On Mar 3, 2008, at 7:30 AM, Michel Fortin wrote:
Allan Odgaard wrote:
4. A regexp which is pushed onto a stack when entering the context of
this rule, and popped again when leaving this rule.

The fourth item here is really the interesting part, because it is
what made Markdown nesting work (99% of the time) despite this being
100% rule-driven.

I'm not sure that the regular expression in 4 does, beside being pushed and popped from the stack (perhaps it's the end of block expression), but overall it looks pretty good, and is pretty similar to how I'm currently approaching the problem. There are a couple of subtleties I'm not sure if these rules can catch though.

I assume Allan let the grammar refer back to this stack as if it were an ordinary rule, so you could use the stack to collect levels of indentation. It's like a limited kind of parameterization. I'd been planning to use recursive transformation to handle nesting, since it makes memoization easier and ought to be a little more readable. But I'll try Allan's idea if mine gets hairy.

I like the direction you're both going, and I'm hoping we can come up with a definition that doesn't use any English at all. Admittedly, that'll be a lot easier for a version that does change some behavior at the edges -- like ditching Markdown's 'undocumented *precedence' rules* (<http://six.pairlist.net/pipermail/markdown-discuss/2007-August/000746.html >).

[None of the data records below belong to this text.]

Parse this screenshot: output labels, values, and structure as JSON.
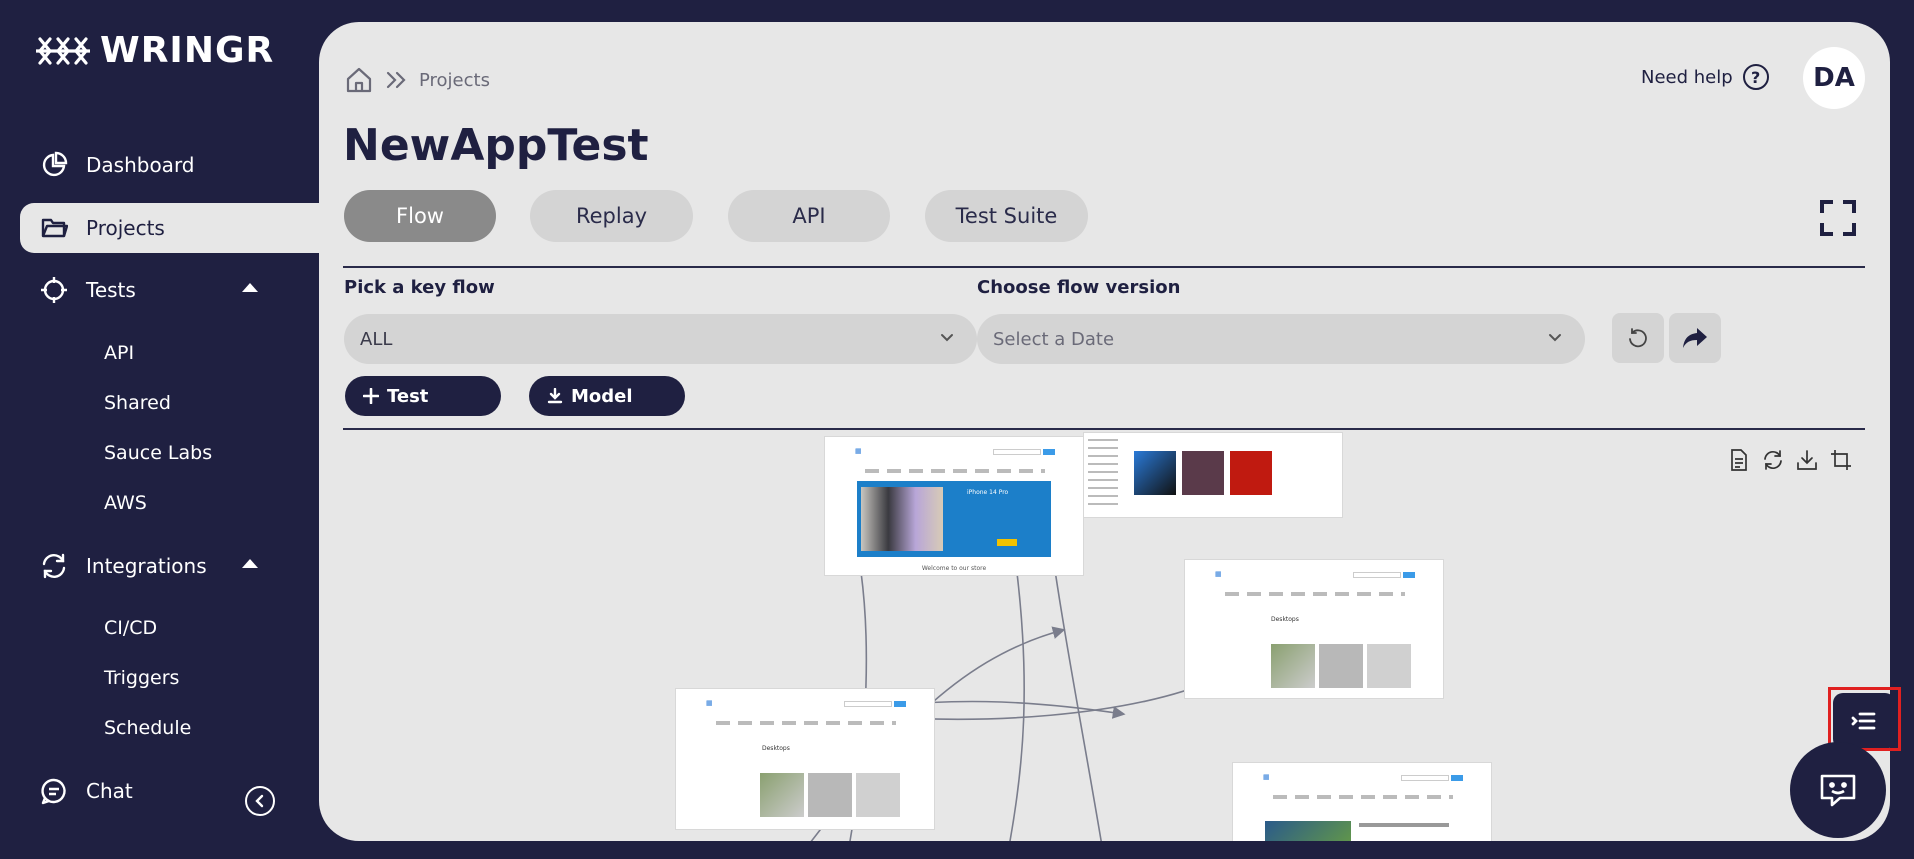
{
  "app": {
    "name": "WRINGR"
  },
  "sidebar": {
    "items": [
      {
        "label": "Dashboard",
        "icon": "pie-chart-icon"
      },
      {
        "label": "Projects",
        "icon": "folder-icon",
        "active": true
      },
      {
        "label": "Tests",
        "icon": "crosshair-icon",
        "expanded": true,
        "children": [
          "API",
          "Shared",
          "Sauce Labs",
          "AWS"
        ]
      },
      {
        "label": "Integrations",
        "icon": "refresh-icon",
        "expanded": true,
        "children": [
          "CI/CD",
          "Triggers",
          "Schedule"
        ]
      },
      {
        "label": "Chat",
        "icon": "chat-bubble-icon"
      }
    ],
    "collapse_icon": "chevron-left-circle-icon"
  },
  "header": {
    "breadcrumb": {
      "home_icon": "home-icon",
      "separator_icon": "double-chevron-right-icon",
      "current": "Projects"
    },
    "help_label": "Need help",
    "help_icon_glyph": "?",
    "avatar_initials": "DA"
  },
  "main": {
    "title": "NewAppTest",
    "tabs": [
      {
        "label": "Flow",
        "active": true
      },
      {
        "label": "Replay"
      },
      {
        "label": "API"
      },
      {
        "label": "Test Suite"
      }
    ],
    "filters": {
      "key_flow": {
        "label": "Pick a key flow",
        "value": "ALL"
      },
      "flow_version": {
        "label": "Choose flow version",
        "placeholder": "Select a Date"
      }
    },
    "actions": {
      "add_test": "Test",
      "download_model": "Model"
    },
    "canvas_tools": [
      "document-icon",
      "refresh-icon",
      "download-icon",
      "crop-icon",
      "rotate-icon"
    ],
    "flow_nodes": [
      {
        "kind": "home",
        "caption": "Welcome to our store",
        "banner_title": "iPhone 14 Pro"
      },
      {
        "kind": "category"
      },
      {
        "kind": "category",
        "heading": "Desktops"
      },
      {
        "kind": "category",
        "heading": "Desktops"
      },
      {
        "kind": "product"
      }
    ]
  },
  "floating": {
    "list_button_icon": "list-menu-icon",
    "chat_button_icon": "chatbot-icon"
  },
  "colors": {
    "navy": "#1f2041",
    "panel": "#e7e7e7",
    "pill": "#d4d4d4",
    "active_tab": "#8a8a8a",
    "highlight": "#e02020"
  }
}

I'm going to build my own little prototype to experiment with this stuff (<http://six.pairlist.net/pipermail/markdown-discuss/2008-February/001042.html >). My goal is to come up with a formal grammar that doubles as a (slow) reference implementation. You'll feed a grammar and an input file into a generic text-munging tool, which will spit out either the transformed output or an AST. The tool will be small, easy to port, and completely general -- you could use it to implement html2txt or smartypants or an HTML sanitizer, for example. That's the plan, anyway; we'll how the first iteration turns out.

The way I see it, rules need to be parametrized so the above can be changed without having to define 2^(number of syntax elements) rules, such as EmphasisWithinLink, LinkWihtinEmphasis, CodeSpanWithinLinkWithinEmphasis, and so on.

Since I'm doing something packrat-ish, I'm hoping I can use lookahead to keep the rules from exploding.